"Imaginons. D'abord, les fortes odeurs mêlées de paille et de bière, la stridence des cornemuses, le brouhaha des convives. La noce bat son plein dans la grange. C'est tout au fond de la Campine flamande, un jour d'été, après les moissons. [...]
Et puis ceci. Nous sommes le 5 juin 1568, sur la Grand-Place de Brussel. L'échafaud est dressé, entouré de soldats en armes contenant la foule. Les comtes d'Egmont et de Hornes ont été condamnés à mort par le Conseil des troubles [...]
Et ceci enfin. Dans son atelier, un homme d'une quarantaine d'années, d'allure solide, un peu paysanne, est debout face à son chevalet. Il a pris du recul pour observer le tableau auquel il travaille."
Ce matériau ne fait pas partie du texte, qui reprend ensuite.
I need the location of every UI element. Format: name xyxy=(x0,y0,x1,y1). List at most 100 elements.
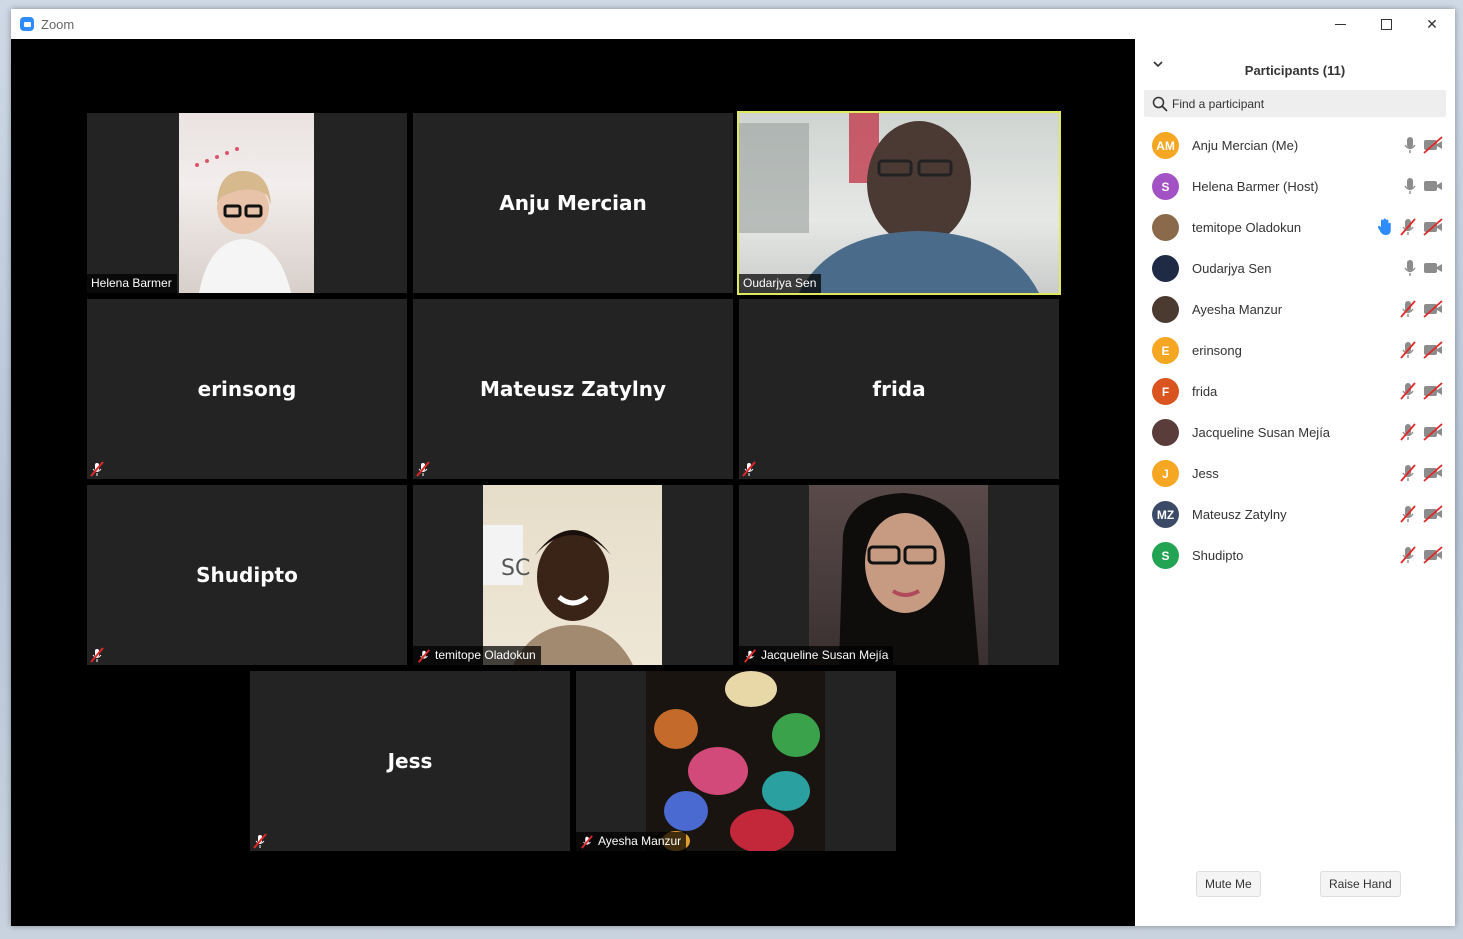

Voilà campé le décor et le contexte dans lesquels se déroule ce nouvel ouvrage de cette collection qui nous plonge dans l'histoire d'un chef d'oeuvre où celle d'un chef d'oeuvre dans
L Histoire.
Quel est le point commun entre Hans Franckaet marchand à Anvers, Abraham Ortelius geographe à Anvers, Maarten de Vos peintre à Anvers, Giulio Clovio miniaturiste à Rome, Mayeken Coecke van Aelt sa veuve à Brussel, Mayken Verhulst miniaturiste à Brussel, Nicolaes Jonghelinck banquier à Anvers, Antoine Perrenot de Granvelle Cardinal à Naples,
Karel van Mander peintre et biographe à Amsterdam et enfin
Pieter Bruegel le Jeune peintre à Anvers son fils :
Vous l'aurez compris il s'agit de Pieter Brueghel l'Ancien
On le connaît pour "La Tour de Babel" ou plutot les 2, "le cycle des Mois" qui raconte la marche du monde selon les lois de la Nature dont le plus connus est certainement "Chasseurs dans la neige" ou encore dans un autres registre "Le Dénombrement de Bethléem".
Mais le connaît-on vraiment tant c'est un artiste qui nous semble insaisissable : la biographie de Pieter Brueghel l'Ancien, fondateur de la dynastie, reste entourée de mystère.
De son lieu de naissance (Dans ses Vies des plus excellents peintres, sculpteurs et architectes le peintre et biographe
Giorgio Vasari nomme le peintre "Pierre Brueghel de Bréda", puis "Pierre Brueghel d'Anvers, maître excellent") même sa date de naissance reste floue.
Le choix de l'auteur se porte ici sur "Le Repas de noces" peint en 1568 à la fin de sa vie, qui est une oeuvre caractéristique du style de Bruegel, en représentant le monde paysan dans cet instant de festivité et qui se singularise par rapport à la production de son époque.
Le monde rural n'attire pas l'attention de la bourgeoisie et de la noblesse, il est plutôt l'objet de moquerie et de sarcasmes, voir d'indifférence tout simplement.
Nul n'ignorait les allusions contemporaines qu'il avait glissées dans certains de ses tableaux religieux, et même des oeuvres plus simples qu'il avait peintes comme ce Repas de noces ou La Danse des paysans, se cachaient des messages discrets qui déplaisaient au duc d'Albe qui voyait en elles l'exaltation pernicieuse des franchises et traditions flamandes.
Afin de lever le voile sur cet artiste, l'auteur a convoqué les témoins cités ci-dessus racontant leur(s) part(s) de vie avec lui en alternant avec ces instants de vie à l'époque qui filent sous l'oeil de l'artiste.
Le mot de la fin de cette critique revient au célèbre géographe Abraham Ortelius :
"Dans toutes ses oeuvres, il y a toujours quelque chose à comprendre en plus de ce qui est peint".